The 6 levels "horizon of focus" are:

50000 ft / Purpose & Principles: review when you have a MAJOR decision to make, such as something that affects your life-long ambitions or beliefs

40000 ft/ Vision: review when you need long-term vision and direction, as in 3-5 years, or longer down the line.

30000 ft / Goals: review to ensure you are on your way to achieve your vision, think what you need to do in about a year or two.

20000 ft / Responsibilities: review to ensure you have balance in your life, this technically does not have a time limit, but it's actually ongoing... Are you taking on too much responsibilities, or too little? Is one of them overwhelming the others? If so, how to reachieve balance?

10000 ft / Projects: review for short-term commitments, from a week to several months

Ground / Calendar and Action items: review for dated and ASAP commitments



It's not really a "list", but areas you need to think about, on why you're doing something. Why are you buying your wife flowers? Because you love her, and you forgot last week. Is that more important than getting your car's oil changed? Absolutely! But if you don't "know" why you're buying flowers, and just wrote "buy flowers" vs "change oil of car", change oil would look more important! Buy flower for wife is like a 20K ft responsibility task, whereas change oil in car is more of a project as in "keep my car running well", even though you may not think about it that way.

Thus, by examining the WHY, through different levels of perspective, you have determined the importance level of a task.

For example, when you think about changing jobs, or get married, or such, it's a question at the 50K perspective. Your principles and purpose will guide you. Do you believe you are here to achieve something in life? Does this action item contribute to that purpose/principle? Desire to be financially free is the 50K level. Major life decision, of course.

At 40K level, think 3-5 year goals. Does the task contribute to the long-term vision? What are you doing to support that vision, perhaps "achieve 50% passive income to expenses ratio"?

Shorter term is 30K level. Decide on real estate, stock investment, or start a business would be on this horizon. Think 1-2 years. Does the task contribute to the goals you have at this level? Like "Grow real estate holding to 2 million"?

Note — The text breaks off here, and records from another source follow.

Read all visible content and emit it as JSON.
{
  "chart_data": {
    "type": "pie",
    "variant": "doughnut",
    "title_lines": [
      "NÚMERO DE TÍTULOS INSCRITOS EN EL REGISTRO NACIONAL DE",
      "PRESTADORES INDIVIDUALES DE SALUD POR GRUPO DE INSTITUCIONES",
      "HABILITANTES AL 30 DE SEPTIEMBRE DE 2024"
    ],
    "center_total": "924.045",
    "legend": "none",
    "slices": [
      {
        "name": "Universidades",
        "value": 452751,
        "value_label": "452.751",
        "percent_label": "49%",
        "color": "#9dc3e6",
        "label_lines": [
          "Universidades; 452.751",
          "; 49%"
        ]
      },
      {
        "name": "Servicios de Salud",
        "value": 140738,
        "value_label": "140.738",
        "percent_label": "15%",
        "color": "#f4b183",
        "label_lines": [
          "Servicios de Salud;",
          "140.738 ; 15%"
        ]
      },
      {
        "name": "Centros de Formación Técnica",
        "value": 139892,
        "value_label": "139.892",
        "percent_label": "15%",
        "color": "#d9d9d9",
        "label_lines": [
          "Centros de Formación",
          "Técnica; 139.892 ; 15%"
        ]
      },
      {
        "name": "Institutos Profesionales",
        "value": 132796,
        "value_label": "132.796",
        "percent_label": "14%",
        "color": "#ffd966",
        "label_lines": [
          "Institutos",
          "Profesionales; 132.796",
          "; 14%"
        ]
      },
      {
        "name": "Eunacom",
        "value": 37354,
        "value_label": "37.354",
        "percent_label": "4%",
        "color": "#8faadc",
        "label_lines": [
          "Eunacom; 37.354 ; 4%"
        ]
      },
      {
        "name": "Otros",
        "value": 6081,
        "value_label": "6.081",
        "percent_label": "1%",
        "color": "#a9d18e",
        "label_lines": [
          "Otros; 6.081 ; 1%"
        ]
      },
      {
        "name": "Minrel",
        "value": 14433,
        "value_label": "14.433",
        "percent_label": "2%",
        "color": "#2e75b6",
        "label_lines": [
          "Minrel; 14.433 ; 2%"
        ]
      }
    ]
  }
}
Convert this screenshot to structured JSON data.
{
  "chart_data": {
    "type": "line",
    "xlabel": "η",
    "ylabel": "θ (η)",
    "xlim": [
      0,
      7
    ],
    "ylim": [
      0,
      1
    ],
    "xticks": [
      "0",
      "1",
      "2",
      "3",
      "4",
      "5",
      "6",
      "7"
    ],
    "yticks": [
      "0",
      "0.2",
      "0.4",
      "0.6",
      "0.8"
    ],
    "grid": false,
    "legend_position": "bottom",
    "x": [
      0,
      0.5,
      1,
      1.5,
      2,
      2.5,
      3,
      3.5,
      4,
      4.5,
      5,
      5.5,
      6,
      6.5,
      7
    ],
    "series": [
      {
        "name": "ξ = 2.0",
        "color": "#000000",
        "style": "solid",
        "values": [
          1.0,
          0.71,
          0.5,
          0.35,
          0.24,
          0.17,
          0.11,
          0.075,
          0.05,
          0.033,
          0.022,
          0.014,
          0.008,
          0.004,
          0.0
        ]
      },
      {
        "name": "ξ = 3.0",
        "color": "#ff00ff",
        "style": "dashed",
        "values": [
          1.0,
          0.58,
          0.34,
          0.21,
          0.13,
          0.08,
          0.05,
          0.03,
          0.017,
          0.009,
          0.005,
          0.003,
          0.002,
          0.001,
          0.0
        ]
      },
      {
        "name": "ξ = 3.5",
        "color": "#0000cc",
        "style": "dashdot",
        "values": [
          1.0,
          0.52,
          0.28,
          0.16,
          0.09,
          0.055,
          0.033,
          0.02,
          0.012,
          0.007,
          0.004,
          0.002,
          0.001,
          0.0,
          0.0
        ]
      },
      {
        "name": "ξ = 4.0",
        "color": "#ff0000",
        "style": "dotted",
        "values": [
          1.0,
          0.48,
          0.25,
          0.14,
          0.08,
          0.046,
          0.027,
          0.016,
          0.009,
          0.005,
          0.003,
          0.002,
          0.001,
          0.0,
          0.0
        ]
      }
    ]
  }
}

The 20K level is what is sometimes referred to as the work/life balance, but it goes much further than that. This is where you decide how you balance your various responsibilities, like investor, family man, employee, father, spouse, etc. Does the task significant tilt the responsibility toward one side or the other? Can you compensate? What is the "price", so to speak? Can you "afford" it?

The 10K level is your shorter-term commitments, like a week to few months. One example is "invest in one single-family or duplex within 6 months". Does the task fit within your short-term goals?

Ground level would be your actual action items. For financial freedom, it'd be something like "research one property this week" or "research 5 stocks this week"

By being aware of these levels, your decision on what is important, and what is not, can be justified properly. In other words, they help you define work, not just determine the importance.

Once you have full understanding of the different horizons of focus, you can use them to help you define work, as well as classify work as being important or unimportant. Then it is much simpler to decide whether to work on something or not.